Environmentalists gradually began to realize that the picturesque paradise in the desert was ecologically doomed. As a virtual toxic sewage reservoir for the millions of gallons of chemical agricultural runoff from surrounding farms, and with no fresh water coming in or out, the composition of the Salton Sea slowly began reaching unstable levels of salinity, causing devastating ecosystem imbalance. Out of control algae blooms sucked vital oxygen from the waters, resulting in holocaustic levels of fish dying off. Combined was the gradual evaporation and subsequent receding of the lake itself, which made any prospect of shoreline development nearly impossible. Today, the remnants of the Sea’s golden era bake in the desert sun like the millions of suffocated fish carcasses that continuously rot along its shores, giving this place an overpowering and constant aroma of decay.

The Sea’s once thriving seaside community of Bombay Beach now sits like a partially inhabited, post-war ghost town—the blackened bones of incinerated buildings sit crumbling, unattended while drywall slabs from demolished homes serve as billboards for crudely-scrawled graffiti messages like “abandon all hope,” “leave now,” and “turn off the sun,” serving as ominous reminders of the perpetual misery here. Even occasional residents will make themselves visible, peeking out of dilapidated trailers or walking down the village’s sand and garbage-lined streets like lone survivors from some vast human extinction.

Photo: shastared via flickr

There’s a creepy sense of frenzied abandonment too, a visceral premonition that the people who were once here left in a hurry as if they somehow knew that doom was on the way. Unopened canned goods still line the cupboards of bombed out houses, children’s clothes hang in the closets of half burned homes, and random pairs of dry-rotted fishing boots sit, still together, along the shore as if the fisherman that once wore them had just left them behind.
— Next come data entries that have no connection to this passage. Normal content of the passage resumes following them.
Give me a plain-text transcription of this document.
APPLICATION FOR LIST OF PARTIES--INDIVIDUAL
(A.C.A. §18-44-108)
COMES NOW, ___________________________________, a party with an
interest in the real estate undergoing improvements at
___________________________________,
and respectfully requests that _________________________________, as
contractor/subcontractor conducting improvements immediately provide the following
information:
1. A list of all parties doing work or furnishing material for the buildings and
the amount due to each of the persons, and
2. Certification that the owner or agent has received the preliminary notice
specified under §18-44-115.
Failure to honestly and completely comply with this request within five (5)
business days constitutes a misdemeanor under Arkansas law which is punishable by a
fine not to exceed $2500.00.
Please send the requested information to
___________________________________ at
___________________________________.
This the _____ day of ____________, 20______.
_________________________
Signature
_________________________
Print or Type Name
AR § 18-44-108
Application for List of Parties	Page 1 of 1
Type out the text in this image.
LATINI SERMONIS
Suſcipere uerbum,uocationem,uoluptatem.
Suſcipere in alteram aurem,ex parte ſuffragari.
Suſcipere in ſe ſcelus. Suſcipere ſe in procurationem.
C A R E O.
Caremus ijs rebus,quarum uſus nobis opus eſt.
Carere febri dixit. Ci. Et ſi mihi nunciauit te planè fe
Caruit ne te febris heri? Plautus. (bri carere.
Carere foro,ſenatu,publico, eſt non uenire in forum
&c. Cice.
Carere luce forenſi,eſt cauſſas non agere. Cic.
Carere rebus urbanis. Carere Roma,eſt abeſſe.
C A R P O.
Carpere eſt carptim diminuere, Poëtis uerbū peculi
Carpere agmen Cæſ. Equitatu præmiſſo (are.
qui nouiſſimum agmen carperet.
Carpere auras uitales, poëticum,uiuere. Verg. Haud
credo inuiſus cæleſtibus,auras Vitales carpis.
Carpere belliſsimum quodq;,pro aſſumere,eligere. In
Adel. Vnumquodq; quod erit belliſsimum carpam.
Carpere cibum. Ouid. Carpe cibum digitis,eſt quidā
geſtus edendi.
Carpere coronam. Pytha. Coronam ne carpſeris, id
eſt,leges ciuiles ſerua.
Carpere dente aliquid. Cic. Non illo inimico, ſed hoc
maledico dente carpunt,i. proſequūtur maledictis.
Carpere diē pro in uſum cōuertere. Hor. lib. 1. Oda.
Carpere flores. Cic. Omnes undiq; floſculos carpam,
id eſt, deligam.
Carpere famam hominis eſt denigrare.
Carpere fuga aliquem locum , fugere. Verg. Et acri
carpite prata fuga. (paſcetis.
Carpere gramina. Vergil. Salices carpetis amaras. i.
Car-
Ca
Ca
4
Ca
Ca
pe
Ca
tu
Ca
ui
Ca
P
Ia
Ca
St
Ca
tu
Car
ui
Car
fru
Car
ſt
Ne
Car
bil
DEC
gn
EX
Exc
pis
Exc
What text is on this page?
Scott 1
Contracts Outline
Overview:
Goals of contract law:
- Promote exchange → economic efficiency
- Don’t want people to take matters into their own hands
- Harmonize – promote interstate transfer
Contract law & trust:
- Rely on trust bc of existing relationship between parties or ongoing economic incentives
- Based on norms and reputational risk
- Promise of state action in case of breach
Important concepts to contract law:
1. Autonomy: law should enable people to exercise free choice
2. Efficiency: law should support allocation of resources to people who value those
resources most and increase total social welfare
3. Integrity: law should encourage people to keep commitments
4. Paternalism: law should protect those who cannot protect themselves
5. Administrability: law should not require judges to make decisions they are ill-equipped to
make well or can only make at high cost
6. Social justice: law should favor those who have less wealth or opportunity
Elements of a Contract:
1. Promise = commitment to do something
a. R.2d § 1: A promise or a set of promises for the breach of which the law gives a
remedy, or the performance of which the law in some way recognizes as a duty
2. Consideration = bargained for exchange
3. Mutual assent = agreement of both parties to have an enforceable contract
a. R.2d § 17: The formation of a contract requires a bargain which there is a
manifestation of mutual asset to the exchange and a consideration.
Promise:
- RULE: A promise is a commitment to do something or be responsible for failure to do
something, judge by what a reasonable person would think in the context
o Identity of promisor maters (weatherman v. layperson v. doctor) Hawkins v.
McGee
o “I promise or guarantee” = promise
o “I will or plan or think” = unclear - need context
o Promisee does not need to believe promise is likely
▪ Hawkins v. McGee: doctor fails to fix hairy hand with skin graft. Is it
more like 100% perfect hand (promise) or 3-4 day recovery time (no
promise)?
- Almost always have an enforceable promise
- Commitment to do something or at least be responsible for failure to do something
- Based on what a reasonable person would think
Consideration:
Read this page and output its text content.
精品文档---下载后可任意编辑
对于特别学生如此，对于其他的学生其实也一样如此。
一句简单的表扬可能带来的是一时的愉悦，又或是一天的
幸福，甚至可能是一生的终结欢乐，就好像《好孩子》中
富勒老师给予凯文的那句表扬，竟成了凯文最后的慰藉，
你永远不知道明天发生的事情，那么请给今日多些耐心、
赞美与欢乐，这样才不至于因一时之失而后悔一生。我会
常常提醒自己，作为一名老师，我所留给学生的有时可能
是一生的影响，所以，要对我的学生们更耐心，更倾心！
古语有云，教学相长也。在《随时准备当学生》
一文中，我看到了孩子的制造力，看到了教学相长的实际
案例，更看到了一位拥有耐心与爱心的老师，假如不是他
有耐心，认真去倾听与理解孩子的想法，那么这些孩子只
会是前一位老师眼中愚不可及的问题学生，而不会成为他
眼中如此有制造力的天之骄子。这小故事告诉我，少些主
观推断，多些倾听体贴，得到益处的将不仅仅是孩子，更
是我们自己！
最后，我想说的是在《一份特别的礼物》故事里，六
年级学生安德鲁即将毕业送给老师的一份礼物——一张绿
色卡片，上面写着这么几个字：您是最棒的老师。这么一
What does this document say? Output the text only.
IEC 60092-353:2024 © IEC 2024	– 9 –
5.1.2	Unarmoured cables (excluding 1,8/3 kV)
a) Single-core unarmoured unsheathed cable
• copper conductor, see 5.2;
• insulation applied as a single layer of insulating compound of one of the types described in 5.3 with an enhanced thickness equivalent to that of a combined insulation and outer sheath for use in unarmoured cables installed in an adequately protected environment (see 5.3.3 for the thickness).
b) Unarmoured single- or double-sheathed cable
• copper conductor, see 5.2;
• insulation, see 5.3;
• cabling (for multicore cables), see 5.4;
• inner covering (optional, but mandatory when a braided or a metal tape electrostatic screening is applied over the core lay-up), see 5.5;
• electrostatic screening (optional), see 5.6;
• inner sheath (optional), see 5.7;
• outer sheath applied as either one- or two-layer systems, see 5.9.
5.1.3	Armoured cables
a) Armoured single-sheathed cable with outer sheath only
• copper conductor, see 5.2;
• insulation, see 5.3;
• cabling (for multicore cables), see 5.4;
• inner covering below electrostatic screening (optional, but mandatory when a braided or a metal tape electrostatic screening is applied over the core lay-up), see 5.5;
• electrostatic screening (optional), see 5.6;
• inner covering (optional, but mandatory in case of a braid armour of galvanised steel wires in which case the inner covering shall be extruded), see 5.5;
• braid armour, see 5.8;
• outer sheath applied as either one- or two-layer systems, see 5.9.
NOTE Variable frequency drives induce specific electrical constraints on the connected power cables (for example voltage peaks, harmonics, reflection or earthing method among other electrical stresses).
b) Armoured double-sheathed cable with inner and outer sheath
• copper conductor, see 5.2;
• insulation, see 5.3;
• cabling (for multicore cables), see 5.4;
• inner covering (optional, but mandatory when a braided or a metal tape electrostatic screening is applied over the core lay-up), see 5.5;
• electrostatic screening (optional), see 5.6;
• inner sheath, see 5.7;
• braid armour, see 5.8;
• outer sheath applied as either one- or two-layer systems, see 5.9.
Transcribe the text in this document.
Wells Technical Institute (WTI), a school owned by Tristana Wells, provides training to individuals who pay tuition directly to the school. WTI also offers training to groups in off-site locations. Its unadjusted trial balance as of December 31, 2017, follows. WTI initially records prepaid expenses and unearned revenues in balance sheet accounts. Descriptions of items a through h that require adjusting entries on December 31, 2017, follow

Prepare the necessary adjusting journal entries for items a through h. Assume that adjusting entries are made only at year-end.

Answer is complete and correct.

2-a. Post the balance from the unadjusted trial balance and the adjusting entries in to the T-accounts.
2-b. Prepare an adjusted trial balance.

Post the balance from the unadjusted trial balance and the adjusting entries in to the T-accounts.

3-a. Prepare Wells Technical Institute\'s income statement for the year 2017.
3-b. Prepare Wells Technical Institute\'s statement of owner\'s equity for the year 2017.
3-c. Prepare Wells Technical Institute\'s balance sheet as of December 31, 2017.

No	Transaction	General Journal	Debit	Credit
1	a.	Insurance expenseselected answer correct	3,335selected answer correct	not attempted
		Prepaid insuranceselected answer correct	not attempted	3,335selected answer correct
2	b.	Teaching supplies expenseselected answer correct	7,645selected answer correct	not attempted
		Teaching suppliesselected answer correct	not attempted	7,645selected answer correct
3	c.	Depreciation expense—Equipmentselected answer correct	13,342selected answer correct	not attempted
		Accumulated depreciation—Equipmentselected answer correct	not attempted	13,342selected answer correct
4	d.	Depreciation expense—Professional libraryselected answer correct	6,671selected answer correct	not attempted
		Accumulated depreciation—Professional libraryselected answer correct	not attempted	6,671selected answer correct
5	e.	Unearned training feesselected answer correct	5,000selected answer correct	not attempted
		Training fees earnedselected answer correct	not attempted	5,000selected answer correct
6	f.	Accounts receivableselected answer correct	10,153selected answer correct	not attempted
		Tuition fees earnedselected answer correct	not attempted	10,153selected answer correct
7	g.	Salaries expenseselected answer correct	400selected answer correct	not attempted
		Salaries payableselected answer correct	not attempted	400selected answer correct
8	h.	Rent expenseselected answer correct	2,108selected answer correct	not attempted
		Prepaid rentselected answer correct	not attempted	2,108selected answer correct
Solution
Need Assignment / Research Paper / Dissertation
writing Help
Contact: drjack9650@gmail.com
The future of the Salton Sea looks to be even bleaker than its present state. A water transfer deal with San Diego is set to go into effect over the next two years will reportedly shut off the water flow from the Colorado river that presently irrigates all the agricultural fields that surround the lake. Aside from the economic impact, the water diversion will likely have on the already suffering community here, experts say the lack of run off water into the Salton Sea will cause it to rapidly dry up. The same experts say the exposed lake bed consisting of fine, silted sediment will create a massive dustbowl that could carry huge clouds of toxic, chemical-laiden dust clouds directly into neighboring communities like Palm Springs—serving as a final, caustic sign off for this most peculiar of ecological oddities.